Can I have 5 ten gallon tanks, 3 twenty gallon tanks, 1 twenty nine gallon tank, 2 fifty gallon tanks, 2 one hundred and fifty gallon tanks, and 1 two hundred and forty gallon tank on a second story floor? 
The ten gallon tanks do not have stands, however the twenty gallon tanks do, as well as the twenty nine, the fifties, and 1 one hundred and fifty gallon, the other one hundred and fifty is a sump underneath the stand of the two forty.
4 of the ten gallon tanks are sumps.
1 of the one hundred and fifty gallon tanks is a sump.
I LOVE YOU CRAIGSLIST :shock:


----------



## DKRST (Jan 11, 2011)

ok, so roughly 800+ gallons of water, plus substrate, stand(s), and various equipment.
At 8.3 (ish) pounds per gallon (US gallons):
8.3 x 800 = 6,640lbs for the water
That's NOT including the heavier substrate, so you are looking at at least 3 tons of weight, likely significantly more than that.

My initial response is "are you crazy for even thinking you can do that?" That's like parking a heavy automobile on the second floor.
That's a huge amount of weight.

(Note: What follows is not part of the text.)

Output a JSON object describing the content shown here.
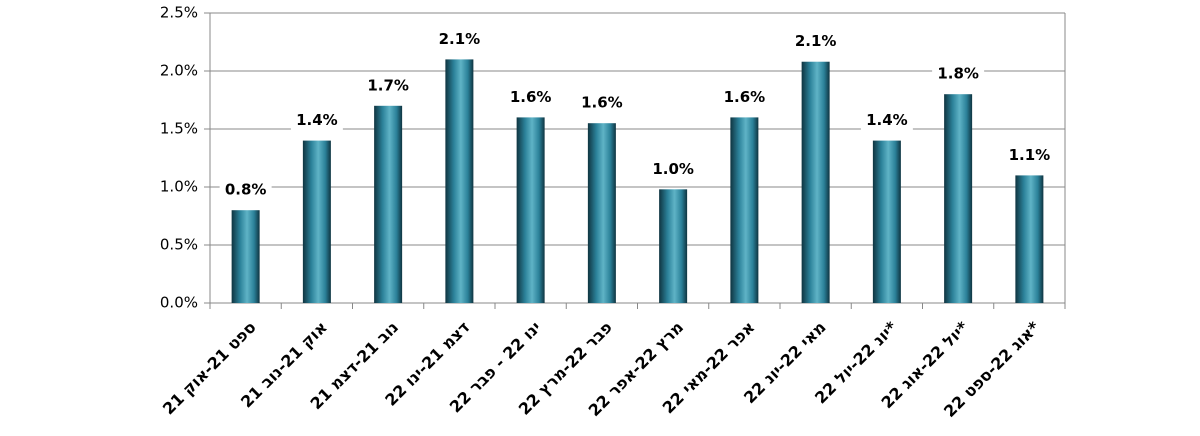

Unless you live in an old factory that's been converted to a loft, I would seriously recommend having an engineer/architect assess the floor load capacity. Unless the house has a concrete slab, you'd need extra reinforcement on the first floor under the larger tanks for 1st floor tanks. My 2nd floor maxes out with a 70 gallon tank and stand combo. Even then, I made sure I oriented the tank over multiple floor joists.

Having said that - WOW that's a lot of tanks to have fun with, assuming you can place them!


----------



## OSagent23 (Feb 10, 2013)

There's no o e saying you can't do it or can't have it setup that way. Especially on the second floor. I would advise you though to take DKRST's advice on this one. You just might have a collapse of the second floor. 

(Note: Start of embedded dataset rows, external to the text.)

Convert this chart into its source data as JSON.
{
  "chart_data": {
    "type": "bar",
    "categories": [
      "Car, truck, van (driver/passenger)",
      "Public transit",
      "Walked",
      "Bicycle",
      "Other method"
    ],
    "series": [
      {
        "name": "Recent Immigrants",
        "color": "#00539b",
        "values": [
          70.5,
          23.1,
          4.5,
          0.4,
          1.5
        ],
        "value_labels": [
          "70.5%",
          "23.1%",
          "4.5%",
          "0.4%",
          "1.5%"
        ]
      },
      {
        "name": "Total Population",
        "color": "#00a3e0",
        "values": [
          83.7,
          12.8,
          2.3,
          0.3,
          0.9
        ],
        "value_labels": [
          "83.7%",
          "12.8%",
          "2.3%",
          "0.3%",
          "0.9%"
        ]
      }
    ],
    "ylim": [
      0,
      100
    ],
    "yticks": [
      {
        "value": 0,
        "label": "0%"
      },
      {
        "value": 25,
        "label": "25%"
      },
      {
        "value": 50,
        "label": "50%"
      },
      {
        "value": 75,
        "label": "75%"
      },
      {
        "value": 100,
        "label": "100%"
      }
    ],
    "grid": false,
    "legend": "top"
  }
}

I MYSELF WOULDN'T RISK IT.


----------



## DKRST (Jan 11, 2011)

Yep, I'm not saying you can't and the "crazy" remark was just in fun! It really depends on the overall placement and the floor structure. You could probably set up multiple tanks under 70 gallons or so on the 2nd floor of a modern (to code) building. IF you can spread them around the entire 2nd floor. The problem is weght distribution. Larger tanks (100 gallons+) make it challenging, weighing over 800 pounds each.

I'm certain it's been done, but I would be very hesitant to put anything too large (or too many tanks) on the second floor. Also remember: Eventually, you will have a tank fail (leak), and water flows downhill....


----------



## fish monger (Dec 29, 2011)

Well, the 240 will weigh as much as a small car, so I would not risk that one. As for the others, if they are spaced out and on outer walls or over load bearing walls, it might work. There are very serious consequences, so be sure to do your homework.


----------